Сбой программы? А если это вовсе не сбой, а возвращение к чему-то изначальному, по отношению к которому именно прежнее состояние было сбоем, даже если оно и казалось правильным? Они привыкли жить так, а не иначе, и в этой привычке видели истину, тогда как истина, не исключено, заключалась совсем в другом. И надо было выбирать – то или другое. Принимать или не принимать.
Нет, он все-таки предпочел бы Эвклида, не нужны ему были эти игры с призраками. Если он чего и желал, так только безмятежности.
С Лорой было хорошо, хотя взгляд ее карих глаз с затаенной, как ему казалось, грустью иногда беспокоил. Грусть мешала. Настолько легко и естественно все произошло между ними, что хотелось, чтобы так оставалось и дальше, чтобы лишнего не подмешивалось. Ну да, ничего лишнего, «ничего личного». Разве такое возможно между людьми? Сойтись с женщиной – и ничего личного? Или по старой схеме: тело отдельно, а душа отдельно? Впрочем, почему нет?
Иногда Вадим думал: цинизм – вот что необходимо для безмятежности.
Что ж, какие-то проблемы это действительно решало. Какие-то…
Все хорошо, Лора? Правда?
В одно из воскресений Вадим собрался на очередной матч команды Роса. Билет был не нужен, у него имелся пропуск, и он, глотнув для бодрости коньячку, двинул в Лужники. Везде было полно полиции, а в вагоне метро как обычно возбужденные болельщики (в основном молодежь), многие явно под градусом. Вокруг шеи цветные шарфы, глаза горят, лица раскраснелись… Впрочем, пока было сравнительно спокойно, только кое-где раздавались резкие возгласы.

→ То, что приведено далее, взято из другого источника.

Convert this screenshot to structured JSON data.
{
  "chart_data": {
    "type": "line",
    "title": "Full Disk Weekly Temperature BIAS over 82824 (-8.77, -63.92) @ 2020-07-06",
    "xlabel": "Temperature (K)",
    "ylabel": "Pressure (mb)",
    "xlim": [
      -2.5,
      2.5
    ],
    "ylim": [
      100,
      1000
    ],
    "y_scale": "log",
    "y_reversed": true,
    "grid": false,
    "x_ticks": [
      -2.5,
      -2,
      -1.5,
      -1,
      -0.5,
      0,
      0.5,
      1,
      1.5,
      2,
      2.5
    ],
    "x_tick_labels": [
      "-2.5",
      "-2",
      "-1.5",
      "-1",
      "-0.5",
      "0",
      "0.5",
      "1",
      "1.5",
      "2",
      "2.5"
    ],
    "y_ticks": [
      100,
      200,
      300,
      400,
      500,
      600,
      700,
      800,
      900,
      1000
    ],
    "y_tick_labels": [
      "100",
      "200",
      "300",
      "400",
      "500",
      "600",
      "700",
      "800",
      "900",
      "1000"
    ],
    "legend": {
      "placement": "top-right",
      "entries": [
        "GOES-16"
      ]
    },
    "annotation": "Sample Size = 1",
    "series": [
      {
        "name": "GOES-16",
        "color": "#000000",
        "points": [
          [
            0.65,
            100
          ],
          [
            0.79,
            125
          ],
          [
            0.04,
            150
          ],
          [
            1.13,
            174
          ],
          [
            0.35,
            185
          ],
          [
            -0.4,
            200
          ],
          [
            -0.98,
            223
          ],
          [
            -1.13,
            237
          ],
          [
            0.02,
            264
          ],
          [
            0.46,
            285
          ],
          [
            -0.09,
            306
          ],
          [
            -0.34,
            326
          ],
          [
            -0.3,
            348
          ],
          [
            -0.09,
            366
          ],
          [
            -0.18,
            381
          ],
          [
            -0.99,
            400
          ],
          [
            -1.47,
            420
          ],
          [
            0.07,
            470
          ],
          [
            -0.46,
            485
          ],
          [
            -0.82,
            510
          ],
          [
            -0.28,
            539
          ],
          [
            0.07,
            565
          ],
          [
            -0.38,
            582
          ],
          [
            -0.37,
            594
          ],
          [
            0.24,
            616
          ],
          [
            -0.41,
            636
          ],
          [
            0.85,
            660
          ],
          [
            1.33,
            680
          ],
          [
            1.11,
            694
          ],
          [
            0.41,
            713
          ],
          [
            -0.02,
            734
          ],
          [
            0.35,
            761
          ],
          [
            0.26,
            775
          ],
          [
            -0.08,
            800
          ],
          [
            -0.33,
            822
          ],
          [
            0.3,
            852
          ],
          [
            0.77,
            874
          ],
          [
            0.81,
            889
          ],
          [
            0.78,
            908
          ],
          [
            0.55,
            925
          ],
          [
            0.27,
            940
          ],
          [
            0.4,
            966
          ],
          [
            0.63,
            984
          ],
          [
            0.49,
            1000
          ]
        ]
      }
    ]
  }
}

Наверху болельщики противостоящих команд сбивались в стайки, перекрикивались, переругивались, скандировали всякую рифмованную хреновину. Он двигался теперь в толпе и отчего-то чувствовал себя крайне неуютно. Даже возможность увидеть вблизи игру Роса сейчас не особенно вдохновляла, белой вороной он себя чувствовал, чужим и одиноким в этой массовке.
Больше всего раздражал не просто тупой скандеж – ор, напоминавший рев раненого зверя. Тинейджеры, багровея лицами, что есть силы надсаживая глотки и легкие, вопили что-то несуразное, перекрываемое столь же невменяемым ревом других таких же группок. На лицах парней был написан такой самозабвенный восторг, что невольно хотелось к ним присоединиться, даже несмотря на то, что в их воплях слышалось откровенно больное, тягостное, надрывное. Что-то они пытались из себя выплеснуть, выдавить и, выдавливая, впадали едва ли не в транс. Что-то всех их терзало, и они, судя по всему, стремились забыться.